I famosi esperimenti di Harry Harlow sulle scimmie, realizzati negli anni sessanta all'Università del Wisconsin, hanno comportato la separazione dei piccoli dalle madri e il mantenimento di alcuni di loro in isolamento per un anno. Essi hanno danneggiato i piccoli sul piano emotivo e sono solo serviti a dimostrare la necessità del contatto con la madre, un fatto già ben stabilito dalle osservazioni compiute su bambini in tenera età.
Chi svolge ricerche con animali difende il proprio lavoro citando il ruolo svolto nel passato dagli esperimenti sugli animali nei progressi compiuti dalla medicina. Queste interpretazioni sono spesso errate. Per esempio, i sostenitori dell'impiego di animali puntano spesso sul significato che questi hanno avuto nella ricerca sul diabete, mentre studi effettuati sull'uomo da Thomas Cawley, Richard Bright e Apollinaire Bouchardat, nei secoli XVIII e XIX, avevano già evidenziato l'importanza delle lesioni a carico del pancreas nel diabete. Inoltre, gli studi su soggetti umani, compiuti nel 1869 da Paul Langerhans, hanno condotto alla scoperta delle cellule pancreatiche che producono insulina. A dire il vero, bovini e suini sono stati, in passato, le fonti primarie di insulina ma oggi l'insulina prodotta attraverso le biotecnologie rappresenta l'agente terapeutico standard che ha rivoluzionato il modo in cui i diabetici riescono a convivere con la loro malattia.
Anche a proposito dei famigerati effetti del talidomide, qualcuno ha sostenuto che test su animali avrebbero potuto far prevedere le alterazioni provocate dal farmaco. Eppure la maggior parte delle specie utilizzate in laboratorio non presenta quel tipo di alterazione degli arti che si osserva nei figli delle donne che hanno assunto talidomide in gravidanza; ciò avviene solo nei conigli e in alcuni primati. In quasi tutti i test riguardanti le malattie congenite non è facile decidere se gli esseri umani sono più simili agli animali che sviluppano tare congenite o a quelli che non le sviluppano.

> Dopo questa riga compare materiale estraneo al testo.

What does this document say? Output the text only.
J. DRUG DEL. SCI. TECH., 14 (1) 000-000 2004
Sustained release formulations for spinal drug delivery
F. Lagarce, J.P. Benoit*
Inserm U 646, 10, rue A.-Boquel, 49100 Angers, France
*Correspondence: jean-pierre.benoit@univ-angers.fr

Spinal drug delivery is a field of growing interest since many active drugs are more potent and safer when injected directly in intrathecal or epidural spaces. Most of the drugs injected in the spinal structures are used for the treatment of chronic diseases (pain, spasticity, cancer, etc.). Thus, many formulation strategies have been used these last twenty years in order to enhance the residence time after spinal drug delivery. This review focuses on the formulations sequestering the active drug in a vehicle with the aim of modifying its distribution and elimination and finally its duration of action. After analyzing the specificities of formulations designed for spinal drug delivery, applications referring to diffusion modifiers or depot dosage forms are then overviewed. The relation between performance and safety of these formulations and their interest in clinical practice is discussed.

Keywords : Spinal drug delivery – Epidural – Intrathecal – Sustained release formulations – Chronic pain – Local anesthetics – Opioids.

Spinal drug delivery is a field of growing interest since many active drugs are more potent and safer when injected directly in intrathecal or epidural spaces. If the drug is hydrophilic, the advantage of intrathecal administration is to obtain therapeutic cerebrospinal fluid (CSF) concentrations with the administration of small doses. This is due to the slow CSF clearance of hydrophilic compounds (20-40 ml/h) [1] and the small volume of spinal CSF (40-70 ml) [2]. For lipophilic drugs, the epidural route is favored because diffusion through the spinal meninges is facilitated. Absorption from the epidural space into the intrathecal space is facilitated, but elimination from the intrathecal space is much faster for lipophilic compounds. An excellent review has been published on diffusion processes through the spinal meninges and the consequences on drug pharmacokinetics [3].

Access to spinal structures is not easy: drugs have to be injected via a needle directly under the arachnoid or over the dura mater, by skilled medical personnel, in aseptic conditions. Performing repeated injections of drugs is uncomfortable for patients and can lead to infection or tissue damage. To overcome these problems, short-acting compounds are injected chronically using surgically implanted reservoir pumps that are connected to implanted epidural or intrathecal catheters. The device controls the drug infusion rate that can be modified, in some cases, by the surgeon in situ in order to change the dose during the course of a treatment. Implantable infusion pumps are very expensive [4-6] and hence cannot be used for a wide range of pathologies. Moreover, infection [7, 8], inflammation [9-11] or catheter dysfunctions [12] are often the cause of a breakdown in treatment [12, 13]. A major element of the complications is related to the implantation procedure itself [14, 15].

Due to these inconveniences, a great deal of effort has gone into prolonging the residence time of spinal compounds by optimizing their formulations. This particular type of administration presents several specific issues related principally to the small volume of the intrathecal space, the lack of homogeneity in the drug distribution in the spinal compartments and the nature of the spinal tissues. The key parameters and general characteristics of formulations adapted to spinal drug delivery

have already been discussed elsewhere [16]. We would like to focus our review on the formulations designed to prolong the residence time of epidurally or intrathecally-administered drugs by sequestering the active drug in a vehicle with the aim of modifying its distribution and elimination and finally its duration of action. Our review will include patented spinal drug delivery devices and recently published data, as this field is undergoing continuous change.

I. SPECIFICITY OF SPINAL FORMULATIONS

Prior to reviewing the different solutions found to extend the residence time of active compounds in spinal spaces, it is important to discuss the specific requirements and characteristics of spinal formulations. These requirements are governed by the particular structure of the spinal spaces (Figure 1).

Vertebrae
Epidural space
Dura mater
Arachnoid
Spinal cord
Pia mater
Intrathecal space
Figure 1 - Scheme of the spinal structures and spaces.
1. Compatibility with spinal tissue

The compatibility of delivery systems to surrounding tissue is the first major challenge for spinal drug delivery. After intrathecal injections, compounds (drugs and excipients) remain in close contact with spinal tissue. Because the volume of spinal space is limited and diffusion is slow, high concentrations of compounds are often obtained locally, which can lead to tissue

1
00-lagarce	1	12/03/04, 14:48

In questo articolo non abbiamo accennato alle obiezioni etiche alla sperimentazione animale. Negli ultimi decenni, gli scienziati hanno imparato ad apprezzare la grande complessità della vita degli animali, compresa la capacità di comunicare, le strutture sociali e i repertori emozionali. Ma anche le sole questioni pragmatiche dovrebbero bastare a spingere scienziati e Governi a dare una diversa destinazione ai fondi per la ricerca.